Developers are friends, not food

Anna Scantlin
Contributing Editor from  Kansas City, MO
| February 8, 2014

If you haven't heard the news by now, by tomorrow evening you'll probably have one or twenty updates from your friends on your preferred social network upset, or perhaps happy, about the fact that the popular app, Flappy Bird, will be removed within 22 hours of the developer posting his tweet earlier today confirming he was doing so. As you can probably guess, there was an uproared response from all corners of the Internet regarding this move. And, to be fair, it is sort of a perplexing situation. At this point, Flappy Bird is the #1 free game on both iOS and Android, with a (previously planned) Windows Phone version supposedly ready for launch soon.
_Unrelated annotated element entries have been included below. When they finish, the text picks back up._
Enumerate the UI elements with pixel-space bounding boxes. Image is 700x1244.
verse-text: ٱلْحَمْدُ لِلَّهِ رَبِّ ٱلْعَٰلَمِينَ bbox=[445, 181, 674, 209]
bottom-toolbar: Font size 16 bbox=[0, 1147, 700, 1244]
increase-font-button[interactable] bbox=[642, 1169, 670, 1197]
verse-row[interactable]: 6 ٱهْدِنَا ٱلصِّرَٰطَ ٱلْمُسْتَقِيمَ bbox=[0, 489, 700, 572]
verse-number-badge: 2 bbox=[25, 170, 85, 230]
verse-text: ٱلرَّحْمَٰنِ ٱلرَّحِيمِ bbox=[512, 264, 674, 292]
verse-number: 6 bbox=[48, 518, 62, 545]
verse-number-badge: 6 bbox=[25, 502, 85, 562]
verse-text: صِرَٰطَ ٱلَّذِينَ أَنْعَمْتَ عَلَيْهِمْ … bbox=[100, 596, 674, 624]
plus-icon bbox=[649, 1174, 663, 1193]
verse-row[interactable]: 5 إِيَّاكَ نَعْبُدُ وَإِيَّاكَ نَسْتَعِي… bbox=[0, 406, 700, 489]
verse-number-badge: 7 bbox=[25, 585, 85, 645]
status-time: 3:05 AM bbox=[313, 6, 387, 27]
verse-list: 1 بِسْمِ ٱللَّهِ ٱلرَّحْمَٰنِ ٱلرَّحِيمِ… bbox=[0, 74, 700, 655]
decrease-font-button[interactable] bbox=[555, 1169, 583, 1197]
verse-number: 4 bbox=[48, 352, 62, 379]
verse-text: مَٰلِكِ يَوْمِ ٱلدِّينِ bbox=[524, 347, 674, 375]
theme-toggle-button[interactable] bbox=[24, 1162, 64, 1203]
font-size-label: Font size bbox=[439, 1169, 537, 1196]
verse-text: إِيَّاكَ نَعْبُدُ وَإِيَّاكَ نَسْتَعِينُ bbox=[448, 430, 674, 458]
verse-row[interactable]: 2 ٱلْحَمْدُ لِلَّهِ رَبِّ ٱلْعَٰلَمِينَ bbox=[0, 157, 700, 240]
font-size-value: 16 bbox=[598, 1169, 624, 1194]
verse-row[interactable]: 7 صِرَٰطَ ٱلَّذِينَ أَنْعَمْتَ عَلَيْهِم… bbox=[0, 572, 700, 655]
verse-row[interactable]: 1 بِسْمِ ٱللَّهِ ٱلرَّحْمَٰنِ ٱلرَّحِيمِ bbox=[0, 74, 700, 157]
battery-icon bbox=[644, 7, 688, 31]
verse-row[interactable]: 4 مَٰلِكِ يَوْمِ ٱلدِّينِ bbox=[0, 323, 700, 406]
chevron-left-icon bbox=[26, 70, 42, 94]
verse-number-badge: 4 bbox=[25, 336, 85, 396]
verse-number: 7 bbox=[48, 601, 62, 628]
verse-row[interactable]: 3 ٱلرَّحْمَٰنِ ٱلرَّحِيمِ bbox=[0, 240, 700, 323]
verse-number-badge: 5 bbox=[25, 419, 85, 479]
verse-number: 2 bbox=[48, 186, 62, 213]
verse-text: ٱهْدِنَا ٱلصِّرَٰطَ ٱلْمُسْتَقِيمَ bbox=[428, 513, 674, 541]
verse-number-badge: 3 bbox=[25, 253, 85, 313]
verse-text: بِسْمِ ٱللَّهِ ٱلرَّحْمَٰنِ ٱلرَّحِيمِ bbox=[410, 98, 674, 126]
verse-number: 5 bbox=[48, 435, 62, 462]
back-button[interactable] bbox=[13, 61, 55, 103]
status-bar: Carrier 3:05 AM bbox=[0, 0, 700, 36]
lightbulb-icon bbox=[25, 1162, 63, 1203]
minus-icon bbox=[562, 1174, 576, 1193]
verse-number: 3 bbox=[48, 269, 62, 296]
Flappy Bird, as a game, is about as simple as a mobile game ought to be. The only movement you can do is tap the screen to get the flappy bird to fly upwards, or let go to make him fly downwards. However, the difficulty level of the game is said to be quite high, which might be why there is such a draw to the simply designed (although Mario-esque) and simple mechanics. One man created the game and released it for free on iOS and Android. The game quickly became a hit sensation with both markets. To be quite honest, I've heard more about Flappy Bird in my news feeds than I ever did about Angry Birds.

When I first heard that Flappy Bird was being taken down, I decided to investigate. I had read a little bit previously about the lad who developed the game, and from what I gather he seemed rather surprised that his game ever garnered as much attention as it did. And, as much of a pleasant surprise as making $50,000 a day would be, it doesn't come without the troubles of being a developer. The result of so much attention? Simply put, the negative feedback is weighing in on his personal life to the point where no amount of money could make him want to keep the game on the market, so he's taking it down.

Some think it's a ploy to get more people to download the game just so he can change his mind about it later, or perhaps just to make as much money as he possibly can before shutting down the whole thing, but his thoughts regarding all of the negative, hateful feedback aren't unwarranted. Coming from the position I am in, even Internet threats and harsh criticism can indeed weigh on your feelings, even if you don't know the person saying things personally. In my position it's a little more understandable because I write op-eds for a living, and when somebody strongly opposes your opinion they're probably going to seek you out to tell you how they really feel. I expect that, so it's not that big of a deal to me. Where I can see it going wrong is when you try to create a chill, basic video game for people and it unexpectly gets popular, resulting in a furious downpour of acid fire hate-rain.

So it seems like a good opportunity to remind everybody that developers are friends, not food. These guys and gals make it so that our smartphone experience is fun and always expanding. That being said, they're bound to have snags and bugs in them. There is a right and a wrong way to approach a developer to fix mistakes. The right way is to provide what is called "constructive criticism", which is a term that means you're trying to be helpful while letting them know about the mistakes you noticed. The wrong way is just to take the one-way train to Attack Town where you're providing nothing constructive at all, and instead are telling the developer expletives about his game, his life, and while you're at it you might as well throw in a couple of "yo' mamas" if you really want to bring it home. But don't do that. This kills the developer. We don't want that.

The developer making the decision to take down Flappy Bird is a rare occasion, that's true. There aren't a lot of people who are willing to give up $50,000 a day just for some peace of mind, but in the end the message is the same. A few bad apples really can spoil the bunch for some people, and while I'm not saying that this type of thing won't happen again because of this (it will) it just seems like a good time to remind everybody that there is a polite way of letting your developers know that you've found a bug, or if you have a request for something you would like to see implemented in an application later. These people are here to try and make our smartphone experience fun and organized, and that ratings system can be brutal if the wrong person gets their hands on it. Just remember to keep it professional. Give 'em a hug and send them a bundt cake or something to let them know you care a little bit.